OpenAI to Check for Plagiarism
This could well be the weirdest headline to parse our editorial in recent times. Why would the company that gave us a tool to freely plagiarize now give us another one to check if the content is plagiarized? As they old TV commercial says: “Yeh Baat Kuch Hazam Nahi Hui”
At first, they created a large language model-based chatbot that encourages students to plagiarize and content creators to indulge in other forms of cheating. Now, they have built a tool that uses text watermarking to catch these culprits. What exactly is Open AI doing here? Attempting to right earlier wrongs? Or claim moral high ground over gibberish creation?
Either way, reports that OpenAI now had a tool to catch students asking ChatGPT to write their assignments, is more confusing than ever. Especially when The Wall Street Journal reported that the company, in which Microsoft has a major stake, is facing a dilemma over whether to release the tool or let things be.
To launch or not to launch is the question
One can understand their reticence over the issue, given that in the past such tools had erroneously labelled original content written by non-native English speakers as content that ChatGPT spewed. The latest effort by OpenAI is based on making minor changes to the kind of words that the chatbot uses from its repertoire. The tool adds an invisible watermark to ChatGPT output that can later be detected by a tool with a 99.9% rate of accuracy.
In fact, OpenAI even updated an earlier blog post on the topic after the WSJ report surfaced. It says the text watermarking was “effective against local tampering such as paraphrasing” that was deployed to detect AI-generated content in the past. But it is not robust when it comes to tampering using translation systems, paraphrasing another generative AI model or asking it to insert a special character between words and then remove it.
The blog says teams were researching on the use of metadata as a text provenance method though it was still in very early stages of exploration and a touch early to say whether it would be effective. “But there are characteristics of metadata that would make this approach particularly promising,” says the blog post.
What exactly is OpenAI hoping for now?
In a statement carried by TechCrunch, OpenAI confirmed the research and claimed it was taking a deliberate approach, given the complexities involved and its impact on the broader ecosystem beyond OpenAI. “The text watermarking method we’re developing is technically promising but has important risks we’re weighing while we research alternatives, including susceptibility to circumvention by bad actors and the potential to disproportionately impact groups like non-English speakers,” the report said, quoting an OpenAI spokesperson.

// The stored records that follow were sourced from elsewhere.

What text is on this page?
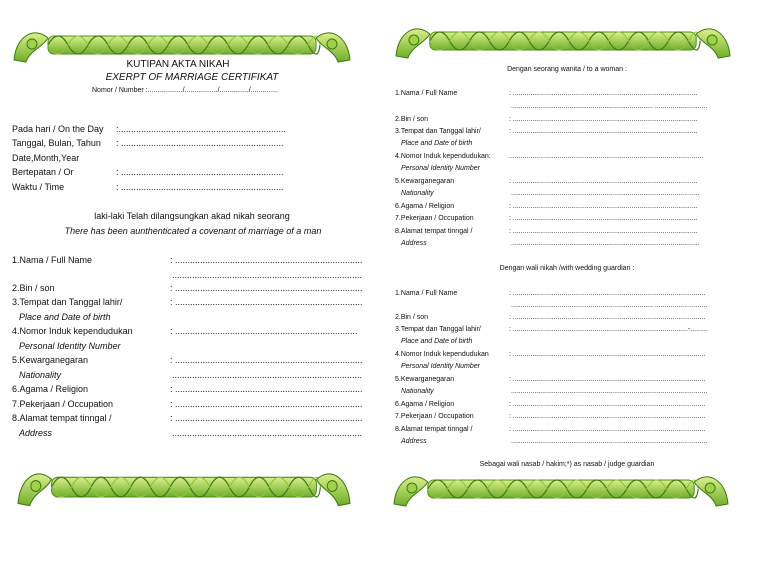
KUTIPAN AKTA NIKAH
EXERPT OF MARRIAGE CERTIFIKAT
Nomor / Number :................../................./.............../..............
Pada hari / On the Day :...................................................................
Tanggal, Bulan, Tahun : .................................................................
Date,Month,Year
Bertepatan / Or	: .................................................................
Waktu / Time	: .................................................................
laki-laki Telah dilangsungkan akad nikah seorang
There has been aunthenticated a covenant of marriage of a man
1.Nama / Full Name	: ...........................................................................
............................................................................
2.Bin / son	: ...........................................................................
3.Tempat dan Tanggal lahir/	: ...........................................................................
Place and Date of birth
4.Nomor Induk kependudukan	: .........................................................................
Personal Identity Number
5.Kewarganegaran	: ...........................................................................
Nationality	............................................................................
6.Agama / Religion	: ...........................................................................
7.Pekerjaan / Occupation	: ...........................................................................
8.Alamat tempat tinngal /	: ...........................................................................
Address	............................................................................
Dengan seorang wanita / to a woman :
1.Nama / Full Name	: ...............................................................................................
......................................................................... ...........................
2.Bin / son	: ...............................................................................................
3.Tempat dan Tanggal lahir/	: ...............................................................................................
Place and Date of birth
4.Nomor Induk kependudukan:	....................................................................................................
Personal Identity Number
5.Kewarganegaran	: ...............................................................................................
Nationality	.................................................................................................
6.Agama / Religion	: ...............................................................................................
7.Pekerjaan / Occupation	: ...............................................................................................
8.Alamat tempat tinngal /	: ...............................................................................................
Address	.................................................................................................
Dengan wali nikah /with wedding guardian :
1.Nama / Full Name	: ...................................................................................................
......................................................................... ...........................
2.Bin / son	: ...................................................................................................
3.Tempat dan Tanggal lahir/	: ..........................................................................................-.........
Place and Date of birth
4.Nomor Induk kependudukan	: ...................................................................................................
Personal Identity Number
5.Kewarganegaran	: ...................................................................................................
Nationality	.....................................................................................................
6.Agama / Religion	: ...................................................................................................
7.Pekerjaan / Occupation	: ...................................................................................................
8.Alamat tempat tinngal /	: ...................................................................................................
Address	.....................................................................................................
Sebagai wali nasab / hakim;*) as nasab / judge guardian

Of course, the indications are that the tool would be only catching plagiarism and cheating done via ChatGPT. So, in case you shift over to Gemini or one of the other generative AI based chatbots, OpenAI will just do a facepalm. What we also aren’t sure about is how AI would treat content created using ChatGPT when it loops back and becomes data for another of its training modules.
Why do we ask? Quite obviously, the most important challenge before generative AI is the one related to what academics have called “model collapse” where it has been proved that content created by AI models and fed back to the system will soon result in gibberish. Maybe, this is one area where actually OpenAI’s tool can help its own model.
Then there is also the issue of web search, till recently the monopoly of Google and a few other smaller players. OpenAI has come out with SearchGPT, which says it will provide timely answers to questions and do so by drawing from web sources. What happens when some of these web resources are produced by ChatGPT itself? How long before the quality of search dips or can it be saved using the new tool?
For now, there are more questions than answers. So, all we can do is wait and watch for further developments – that is in case OpenAI does launch its new plagiarism detection tool.